令和4年11月5日 中国新聞デジタル
遺族「個性や立場に寄り添う教育を」 東広島の生徒自殺訴訟
黒く塗られた部分が目立つ開示資料を広げ、「息子の死の真相が知りたい」と語る両親(撮影・田中慎二)
2012年に広島県東広島市立中2年の男子生徒=当時(14)=が自殺したのは、教員による不適切な指導など「学校側が安全配慮義務を怠ったことが原因」として、両親が市などに約1億1700万円の損害賠償などを求めた訴訟で、市などと係争中の父親(53)と母親(57)が、中国新聞の取材に応じた。息子の死の背景が少しでも明らかになるよう、裁判に託す思いを語った。(教蓮孝匡)
―どんな思いで裁判に臨んでいますか。
母 大好きな野球を頑張っていた息子が、なぜ死ななければならなかったか。真実に近づきたい。事実を一つ一つ見つけるための裁判。先生たちが法廷で語った言葉で、初めて知り得た事実や思いもあった。
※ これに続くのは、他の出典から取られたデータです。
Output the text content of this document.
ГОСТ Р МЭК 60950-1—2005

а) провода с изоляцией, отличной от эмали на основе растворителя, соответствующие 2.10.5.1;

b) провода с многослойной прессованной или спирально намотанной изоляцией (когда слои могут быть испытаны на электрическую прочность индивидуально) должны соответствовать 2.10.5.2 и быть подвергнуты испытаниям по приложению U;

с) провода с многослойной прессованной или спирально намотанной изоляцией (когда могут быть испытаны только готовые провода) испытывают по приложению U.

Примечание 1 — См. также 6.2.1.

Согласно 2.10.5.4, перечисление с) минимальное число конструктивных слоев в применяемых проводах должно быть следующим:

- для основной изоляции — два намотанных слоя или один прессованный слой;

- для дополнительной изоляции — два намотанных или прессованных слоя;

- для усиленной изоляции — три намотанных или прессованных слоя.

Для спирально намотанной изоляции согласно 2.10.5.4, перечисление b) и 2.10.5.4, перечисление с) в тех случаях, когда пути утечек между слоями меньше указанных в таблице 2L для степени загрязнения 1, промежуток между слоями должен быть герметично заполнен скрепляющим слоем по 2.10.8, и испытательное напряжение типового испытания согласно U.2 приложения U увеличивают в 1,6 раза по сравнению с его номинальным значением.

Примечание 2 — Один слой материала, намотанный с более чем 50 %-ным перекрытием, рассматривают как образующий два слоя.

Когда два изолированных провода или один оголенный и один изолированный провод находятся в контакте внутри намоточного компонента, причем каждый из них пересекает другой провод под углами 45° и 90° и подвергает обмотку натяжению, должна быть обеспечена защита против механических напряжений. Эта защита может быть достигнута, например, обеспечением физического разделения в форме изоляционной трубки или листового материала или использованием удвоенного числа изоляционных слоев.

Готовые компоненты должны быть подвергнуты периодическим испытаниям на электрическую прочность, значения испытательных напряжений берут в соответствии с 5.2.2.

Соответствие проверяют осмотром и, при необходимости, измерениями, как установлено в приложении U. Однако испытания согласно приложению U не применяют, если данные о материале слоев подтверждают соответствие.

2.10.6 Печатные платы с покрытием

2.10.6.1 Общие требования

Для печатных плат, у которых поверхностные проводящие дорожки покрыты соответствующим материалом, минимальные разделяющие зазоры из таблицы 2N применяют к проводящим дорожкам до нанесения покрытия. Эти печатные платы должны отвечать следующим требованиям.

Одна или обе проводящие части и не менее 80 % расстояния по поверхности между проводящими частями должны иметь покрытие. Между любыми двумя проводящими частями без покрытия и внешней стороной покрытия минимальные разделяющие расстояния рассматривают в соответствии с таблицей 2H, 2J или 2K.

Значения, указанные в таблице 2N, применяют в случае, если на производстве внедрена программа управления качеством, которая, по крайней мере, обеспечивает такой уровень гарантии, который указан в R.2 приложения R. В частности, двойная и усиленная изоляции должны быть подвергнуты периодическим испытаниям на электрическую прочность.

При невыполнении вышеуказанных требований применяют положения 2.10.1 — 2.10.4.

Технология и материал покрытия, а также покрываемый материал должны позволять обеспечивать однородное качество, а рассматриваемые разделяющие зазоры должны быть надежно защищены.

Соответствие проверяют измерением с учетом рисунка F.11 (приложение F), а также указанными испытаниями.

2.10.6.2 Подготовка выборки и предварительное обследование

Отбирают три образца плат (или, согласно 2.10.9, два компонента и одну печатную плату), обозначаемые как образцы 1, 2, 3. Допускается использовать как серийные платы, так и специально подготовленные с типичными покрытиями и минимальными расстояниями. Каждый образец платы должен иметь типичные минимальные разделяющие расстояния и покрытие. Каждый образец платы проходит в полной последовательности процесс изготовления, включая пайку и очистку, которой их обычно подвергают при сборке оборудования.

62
父 一方で、学校でのことは裁判までしなければ親でも知ることができないのかとも思う。本来は第三者調査委員会が報告書で示すべきこと。再調査を市や県、国に請願・陳情したが実らず、文書開示を求めても非開示や「黒塗り」ばかり。最終手段としての裁判は長く、もどかしい。
―いわゆる「指導死」は全国で後を絶ちません。
父 同じような悲しい経験をした全国の親たちでつくる会に参加し、体験を分かち合ったり、子どもの命を守るための活動をしたりしている。近年、職場でのハラスメントへの社会認識は高まったが、「先生の指導が子どもを極度に追い詰めることがある」との認識も広がることを望む。
母 息子のように、厳しい指導に苦しむ子が今もいるかもしれない。子どもの個性や立場に寄り添う接し方が当たり前の教育現場になってほしい。